具有模板的C ++调用函数具有继承性

Question

So I have a class that defines a TileGrid:

template<typename T>
class TileGrid { ... };

I fill in the template with a class called ImageTile

class ImageTile { ... };

I have a child class of ImageTile that I have defined that looks like this:

class FFTWImageTile : public ImageTile { ... };

In a separate file I define the following function:

void writeDataToFile(TileGrid<ImageStitching::ImageTile> * grid, std::string fileName);

(note: both ImageTile and FFTWImageTile are in the ImageStitching namespace)

Now all of the above compiles just fine, but when I try to use it I get an error.

Here is an example test case that is using it:

namespace is = ImageStitching;
TileGrid<is::FFTWImageTile> * grid = new TileGrid<is::FFTWImageTile> ( ... );
writeTranslationsToFile(grid, "output.txt");

When compiling the test case I get the following error:

error: cannot convert 'TileGrid<ImageStitching::FFTWImageTile>*' to 'TileGrid<ImageStitching::ImageTile>*' for argument '1' to 'void writeTranslationsToFile(TileGrid<ImageStitching::ImageTile>*, std::string)'

Anyway I can make this happen in C++?? I've looked all over and cant seem to find some help with making a function that has a parameter featuring a template that has child/parent relationships.

Edit:

Everyone's answers have been exceptional and each solve the issue presented. I think decided to move to C++11 and use an assert for this particular case. In the future I think I will add a template to the function and ensure to get the data that way. Thank you all for the help! I have marked what I think is the best answer although each have been acceptable.

Answer 1

You are getting the error because despite that FFTWImageTile is derived from ImageTile , TileGrid<FFTWImageTile> and TileGrid<ImageTile> are absolutely unrelated classes.

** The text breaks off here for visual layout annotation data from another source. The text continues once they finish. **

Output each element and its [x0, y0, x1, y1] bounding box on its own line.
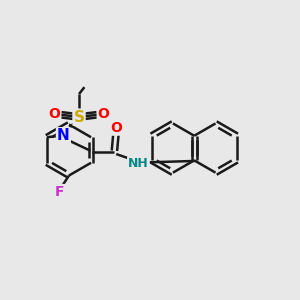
- Text: O: O: [110, 121, 122, 135]
- Text: N: N: [57, 128, 70, 143]
- Text: F: F: [55, 185, 65, 199]
- Text: NH: NH: [128, 157, 149, 170]
- Text: O: O: [98, 106, 109, 121]
- Text: S: S: [74, 110, 85, 125]
- Text: O: O: [49, 106, 60, 121]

How to fix this depends on the implementation of the classes which you haven't shown. Perhaps you can make writeDataToFile() templated:

template<typename T>
void writeDataToFile(TileGrid<T> * grid, std::string fileName);

Answer 2

You generate two different classes with

TileGrid<ImageStitching::ImageTile>

and

TileGrid<is::FFTWImageTile>

They have no relation other than being generated from the same template. You would want to derive from the class TileGrid<ImageStitching::ImageTile> to have an actual subclass for type purposes.

You could templatize the function writeDataToFile , but to enforce type restrictions on template arguments, you should use something like...

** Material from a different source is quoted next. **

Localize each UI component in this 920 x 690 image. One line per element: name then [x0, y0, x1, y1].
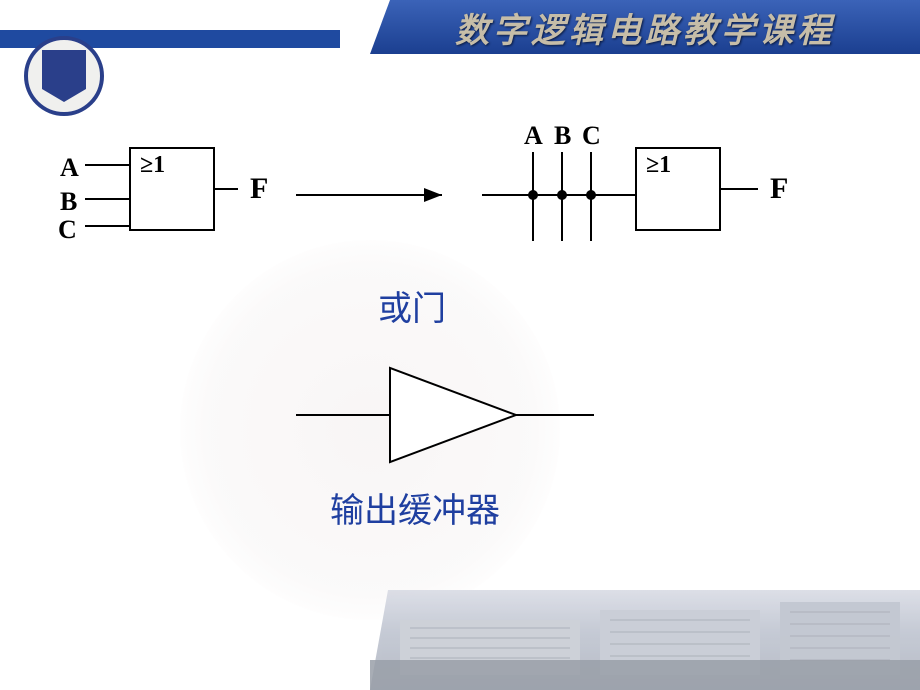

static_assert(is_base_of<T, ImageStitching::ImageTile>>(), "T is not a base of ImageTile");

• static_assert
• is_base_of

Answer 3

Options that might work for you.

1. Make writeDataToFile a function template.

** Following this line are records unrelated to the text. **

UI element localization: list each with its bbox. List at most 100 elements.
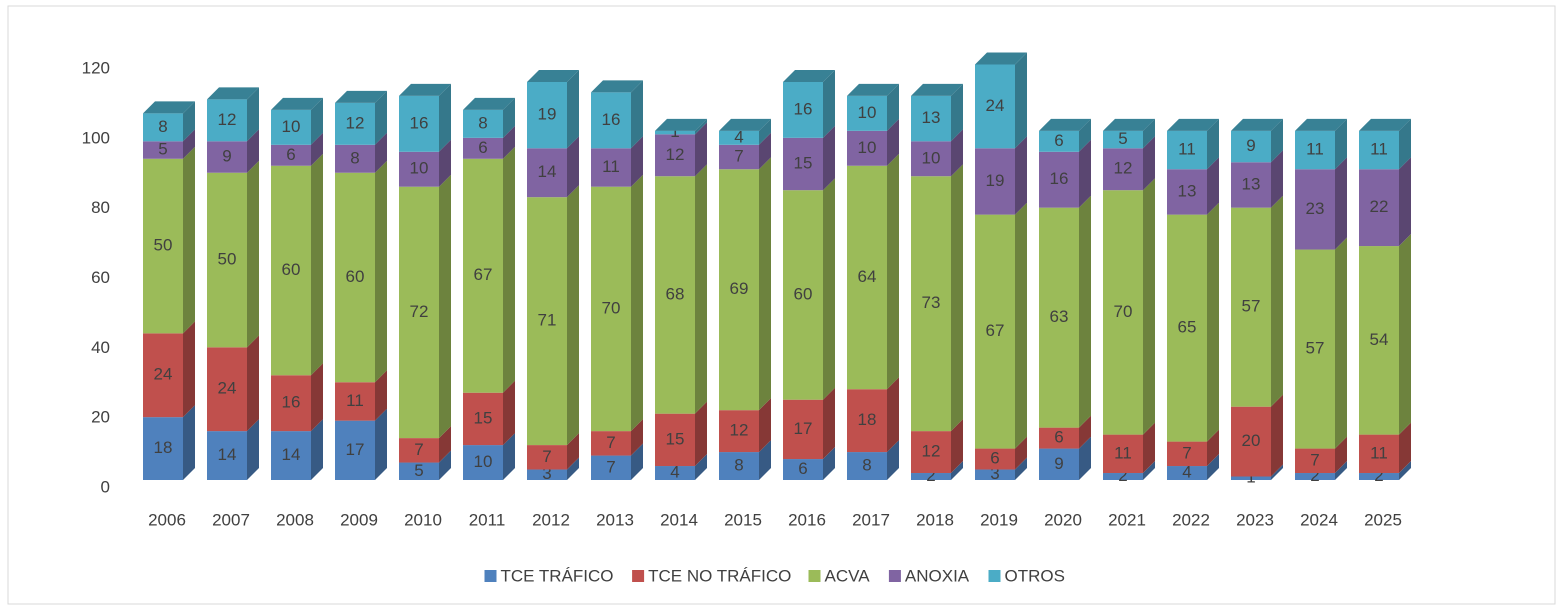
data-label: 16 — [794, 99, 813, 118]
bar — [1039, 130, 1079, 152]
bar — [655, 176, 695, 414]
data-label: 5 — [414, 461, 423, 480]
bar-top — [719, 118, 771, 131]
legend-swatch — [632, 570, 645, 582]
bar — [975, 214, 1015, 449]
bar-side — [1271, 118, 1283, 163]
bar — [399, 186, 439, 439]
bar — [1039, 151, 1079, 208]
data-label: 14 — [282, 445, 301, 464]
x-tick-label: 2008 — [276, 510, 314, 529]
data-label: 71 — [538, 311, 557, 330]
bar — [271, 375, 311, 432]
bar-side — [503, 380, 515, 446]
bar — [847, 95, 887, 131]
data-label: 10 — [858, 103, 877, 122]
bar — [719, 144, 759, 170]
data-label: 15 — [666, 429, 685, 448]
data-label: 60 — [794, 284, 813, 303]
data-label: 1 — [1246, 468, 1255, 487]
legend-label: ACVA — [825, 566, 871, 585]
bar — [335, 172, 375, 383]
data-label: 64 — [858, 267, 877, 286]
bar — [719, 410, 759, 453]
data-label: 4 — [1182, 463, 1191, 482]
bar-side — [1015, 136, 1027, 215]
bar — [591, 431, 631, 456]
bar-top — [527, 69, 579, 82]
bar — [399, 462, 439, 480]
bar-side — [1015, 436, 1027, 470]
bar — [847, 452, 887, 480]
data-label: 15 — [474, 408, 493, 427]
bar-side — [439, 139, 451, 187]
data-label: 23 — [1306, 199, 1325, 218]
bar-side — [375, 408, 387, 480]
data-label: 6 — [798, 459, 807, 478]
bar — [271, 165, 311, 376]
bar-side — [567, 136, 579, 198]
bar — [207, 172, 247, 348]
bar-side — [1399, 461, 1411, 480]
x-tick-label: 2024 — [1300, 510, 1338, 529]
bar-side — [1015, 202, 1027, 449]
bar — [591, 148, 631, 187]
bar-side — [311, 419, 323, 480]
bar-side — [375, 90, 387, 145]
bar-top — [911, 83, 963, 96]
bar — [783, 190, 823, 400]
data-label: 20 — [1242, 431, 1261, 450]
data-label: 1 — [670, 122, 679, 141]
bar-top — [271, 97, 323, 110]
bar — [399, 151, 439, 187]
bar-side — [183, 129, 195, 159]
data-label: 11 — [1178, 140, 1196, 159]
legend-swatch — [808, 570, 821, 582]
x-tick-label: 2006 — [148, 510, 186, 529]
data-label: 9 — [1246, 136, 1255, 155]
bar — [1295, 169, 1335, 250]
data-label: 22 — [1370, 197, 1389, 216]
bar-side — [1207, 157, 1219, 215]
data-label: 5 — [158, 140, 167, 159]
bar — [783, 137, 823, 191]
x-tick-label: 2009 — [340, 510, 378, 529]
bar-top — [1103, 118, 1155, 131]
bar-side — [1079, 139, 1091, 208]
data-label: 24 — [154, 365, 173, 384]
data-label: 8 — [734, 456, 743, 475]
data-label: 5 — [1118, 129, 1127, 148]
bar-side — [1079, 118, 1091, 152]
bar — [527, 148, 567, 198]
bar-side — [823, 447, 835, 480]
bar-side — [183, 405, 195, 480]
bar — [1359, 434, 1399, 474]
bar-side — [823, 178, 835, 400]
bar-side — [1335, 436, 1347, 474]
bar-side — [1271, 464, 1283, 480]
data-label: 2 — [1374, 466, 1383, 485]
data-label: 14 — [538, 162, 557, 181]
x-tick-label: 2016 — [788, 510, 826, 529]
bar — [207, 431, 247, 480]
data-label: 24 — [218, 379, 237, 398]
bar-side — [695, 122, 707, 177]
x-tick-label: 2015 — [724, 510, 762, 529]
data-label: 19 — [538, 105, 557, 124]
data-label: 57 — [1242, 297, 1261, 316]
bar — [207, 99, 247, 142]
bar-side — [567, 433, 579, 470]
bar — [1167, 130, 1207, 170]
y-tick-label: 100 — [82, 128, 110, 147]
y-tick-label: 0 — [101, 477, 110, 496]
x-tick-label: 2014 — [660, 510, 698, 529]
data-label: 7 — [1182, 443, 1191, 462]
data-label: 72 — [410, 302, 429, 321]
bar-side — [567, 185, 579, 446]
data-label: 11 — [602, 157, 620, 176]
data-label: 67 — [986, 321, 1005, 340]
bar — [1231, 406, 1271, 477]
bar — [527, 469, 567, 480]
data-label: 50 — [154, 236, 173, 255]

    template <typename T> void writeDataToFile(TileGrid<T> * grid, std::string fileName); 

   In the implementation of this function, use another function template to write individual elements of the tile.

    template <typename T> void writeTileElement(T const& tileElement, std::ostream& out); 

   You can create overloaded versions of writeTileElement to take care of special handling of different types of objects.

2. Use a TileGrid of ImageTile* instead of ImageFile .

    void writeDataToFile(TileGrid<ImageStitching::ImageTile*> * grid, std::string fileName);